Dann schloß er leise die Thür, als wollte er ganz zartfühlend sein.
Eine Stunde später trat Georg Du Roy in die Redaktion der ›Vie française‹. Herr Walter war schon anwesend, denn er leitete und überwachte noch immer sorgfältig seine Zeitung, die eine enorme Ausdehnung angenommen hatte und die immer größer werdenden Unternehmungen seiner Bank kräftig unterstützte.
Der Chef blickte auf und sagte:
– Ach, da sind Sie! Aber Sie sehen ja ganz sonderbar aus. Warum sind Sie denn nicht zum Essen zu uns gekommen? Wo kommen Sie denn her?
Der junge Mann erklärte, seiner Wirkung sicher, indem er jedes Wort einzeln betonte:
– Ich habe eben den Minister des Äußern gestürzt!
Der Chef meinte, er mache einen Spaß:
– Wieso denn gestürzt?
– Ich werde einen Kabinettswechsel veranlassen, weiter nichts. Es war an der Zeit, das Aas hinauszuschmeißen.
Der Alte war ganz paff und dachte, daß sein Redakteur betrunken wäre: – Reden Se keinen Stuß!
– Durchaus nicht. Ich habe eben Herrn Laroche-Mathieu beim Ehebruch mit meiner Frau ertappt. Der Polizeikommissar hat die Sache festgestellt. Der Minister ist futsch.
Walter schob ganz erschrocken seine Brille auf die Stirn und fragte:
– Sie wollen mich wohl zum Besten halten?
– Durchaus nicht!
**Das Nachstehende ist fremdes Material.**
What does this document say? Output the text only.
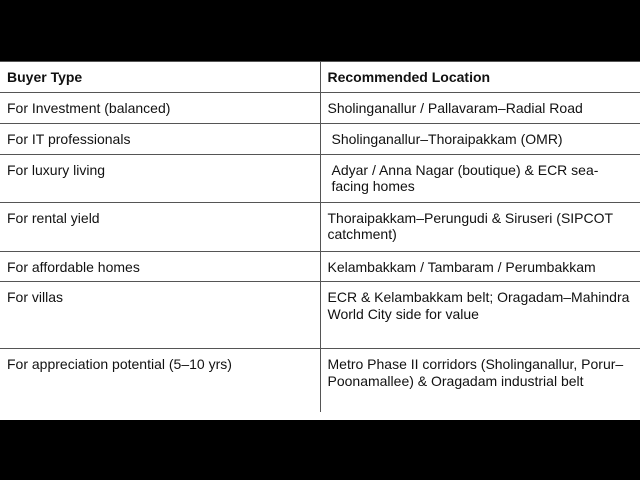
Buyer Type	Recommended Location
For Investment (balanced)	Sholinganallur / Pallavaram–Radial Road
For IT professionals	Sholinganallur–Thoraipakkam (OMR)
For luxury living	Adyar / Anna Nagar (boutique) & ECR sea-facing homes
For rental yield	Thoraipakkam–Perungudi & Siruseri (SIPCOT catchment)
For affordable homes	Kelambakkam / Tambaram / Perumbakkam
For villas	ECR & Kelambakkam belt; Oragadam–Mahindra World City side for value
For appreciation potential (5–10 yrs)	Metro Phase II corridors (Sholinganallur, Porur–Poonamallee) & Oragadam industrial belt
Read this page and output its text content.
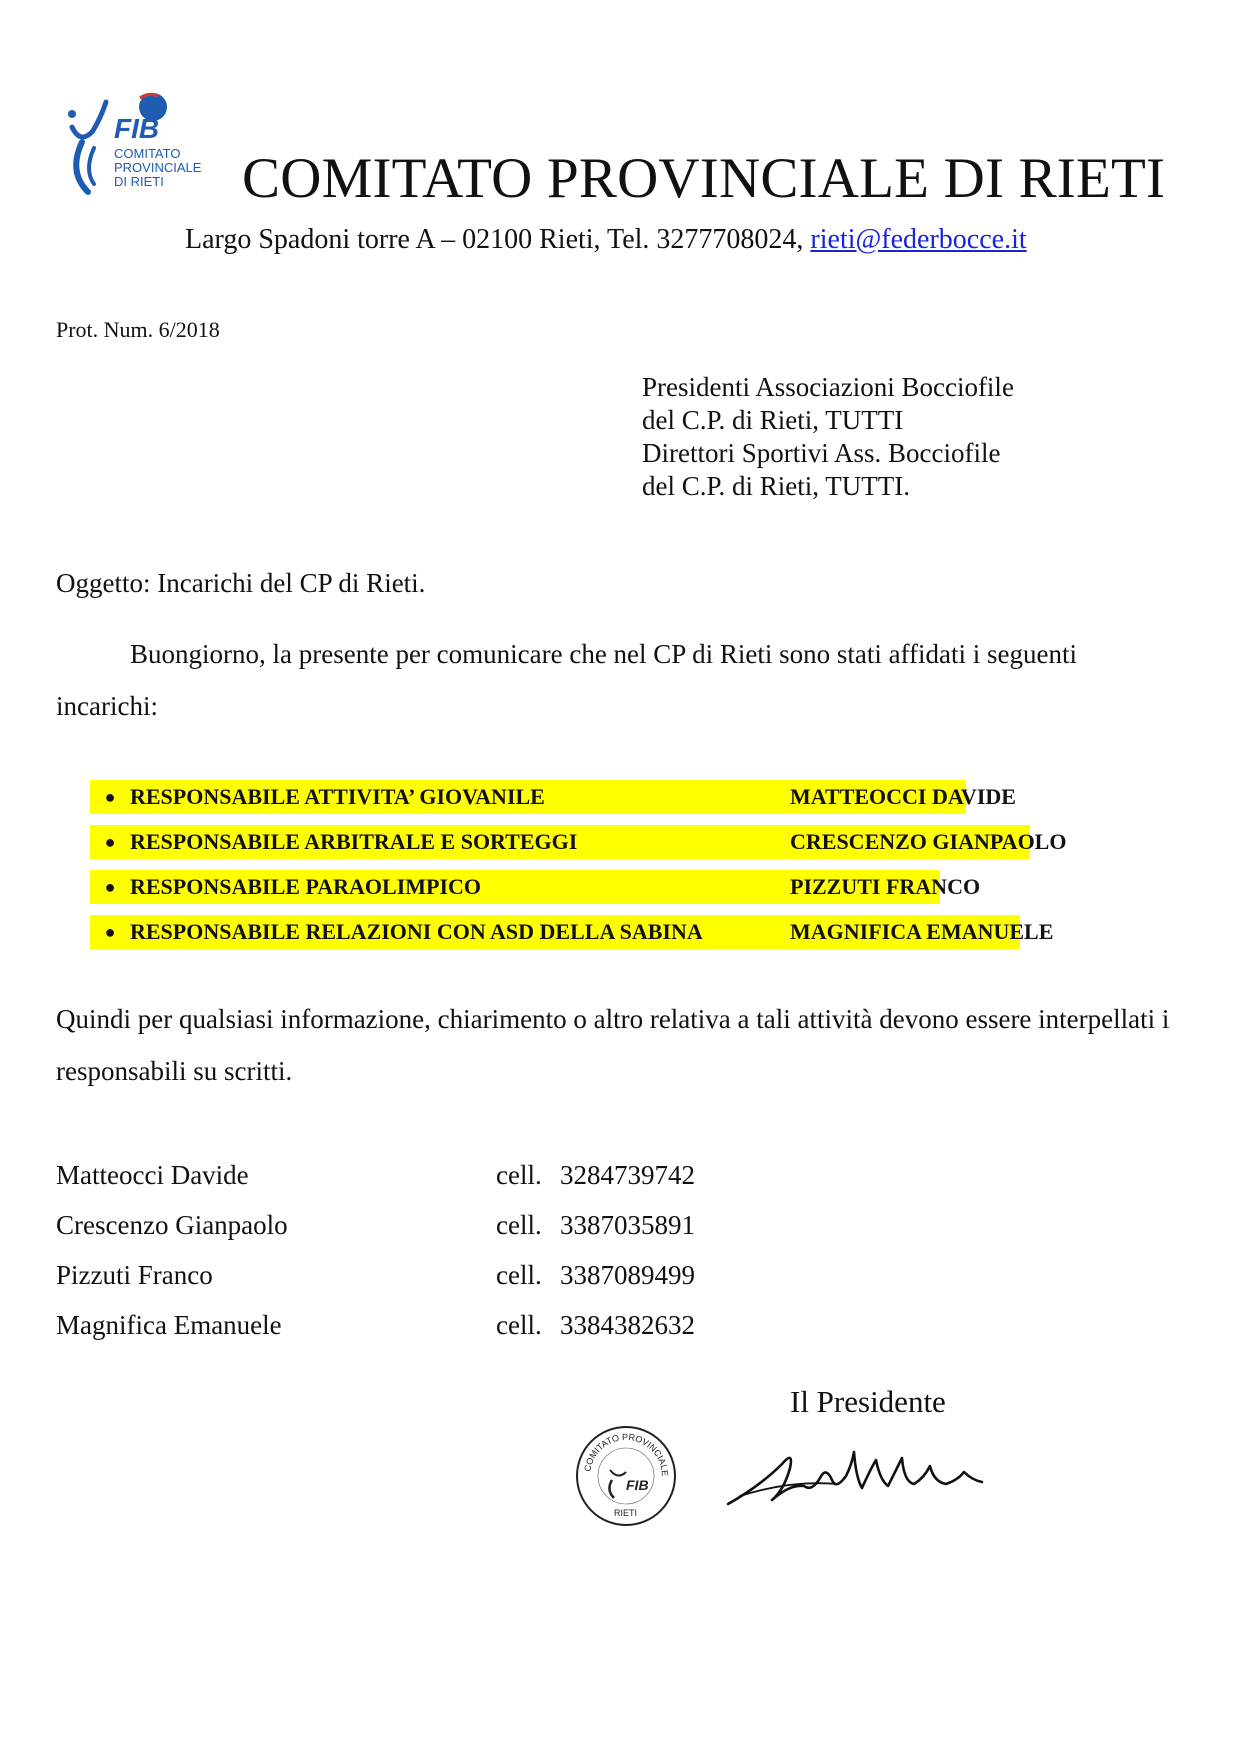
FIB
COMITATO
PROVINCIALE
DI RIETI COMITATO PROVINCIALE DI RIETI
Largo Spadoni torre A – 02100 Rieti, Tel. 3277708024, rieti@federbocce.it
Prot. Num. 6/2018
Presidenti Associazioni Bocciofile
del C.P. di Rieti, TUTTI
Direttori Sportivi Ass. Bocciofile
del C.P. di Rieti, TUTTI.
Oggetto: Incarichi del CP di Rieti.
Buongiorno, la presente per comunicare che nel CP di Rieti sono stati affidati i seguenti incarichi:
● RESPONSABILE ATTIVITA’ GIOVANILE	MATTEOCCI DAVIDE
● RESPONSABILE ARBITRALE E SORTEGGI	CRESCENZO GIANPAOLO
● RESPONSABILE PARAOLIMPICO	PIZZUTI FRANCO
● RESPONSABILE RELAZIONI CON ASD DELLA SABINA	MAGNIFICA EMANUELE
Quindi per qualsiasi informazione, chiarimento o altro relativa a tali attività devono essere interpellati i responsabili su scritti.
Matteocci Davide	cell. 3284739742
Crescenzo Gianpaolo	cell. 3387035891
Pizzuti Franco	cell. 3387089499
Magnifica Emanuele	cell. 3384382632
Il Presidente
COMITATO PROVINCIALE
FIB
RIETI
Ich werde sogar sofort einen Artikel darüber schreiben!
– Ja, was wollen Sie denn damit?
– Ich will diesen Gauner, diesen Elenden, diesen gemeingefährlichen Verbrecher stürzen! – Er warf den Hut auf den Stuhl und fügte hinzu:
– Wer mir ins Gehege kommt, der mag sich hüten! Ich verzeihe nie!
Der Chef, der noch immer nicht begriff, brummte:
– Aber . . . Ihre Frau!
– Meine Scheidungsklage wird morgen eingereicht. Ich schicke sie dem seligen Forestier zurück!
– Sie wollen sich scheiden lassen?
– Das will ich meinen! Ich war der Dumme, aber ich that nur so, um sie abzufassen. Nun ist es so weit, und ich habe das Heft in der Hand!
Herr Walter konnte sich gar nicht erholen. Er blickte Du Roy erschrocken an und dachte: Verflucht, mit dem Kerl muß man sich in Acht nehmen!
Georg sagte:
– Jetzt bin ich frei, ich habe ein gewisses Vermögen. Nun werde ich in meiner engern Heimat, wo ich sehr bekannt bin, bei den Neuwahlen im Oktober als Abgeordneter kandidieren. Mit dieser Frau, die allen Leuten gleich verdächtig war, konnte ich mir keine Stellung erringen und zu nichts kommen. Sie hatte mich reingelegt wie man 'nen Dummen fängt, ganz einfach. Aber seitdem ich wußte, wie sie 's treibt, habe ich sie überwacht. Das Beest!
Er fing an zu lachen:
– Der arme Karl, der Forestier trug seine Hörner, ohne etwas zu ahnen in ruhiger Vertrauensseligkeit. Jetzt bin ich den Grind los, den er mir gelassen hat. Meine Hände sind jetzt frei, ich will schon meinen Weg machen!
Er hatte sich rittlings auf einen Stuhl gesetzt und sagte, wie im Traume vor sich hin:
– Ich will schon meinen Weg machen!
Der alte Walter blickte ihn immer noch mit bloßem Auge an, die Brille auf die Stirn empor geschoben, und sagte sich: Ja der Kerl wird seinen Weg machen!
Georg stand auf:
– Ich werde jetzt den Artikel schreiben. Das muß sehr taktvoll gedeichselt werden! Aber wissen Sie, dem Minister kostet er den Kopf. Ein Mann über Bord, den man nicht wieder herausfischen kann. Die ›Vie française‹ hat keinen Grund, ihn zu schonen.
Der Alte zögerte ein paar Augenblicke, dann fügte er sich und sprach:
– Na, immer los! Das kommt davon, wenn man sich in solche Geschichten einläßt!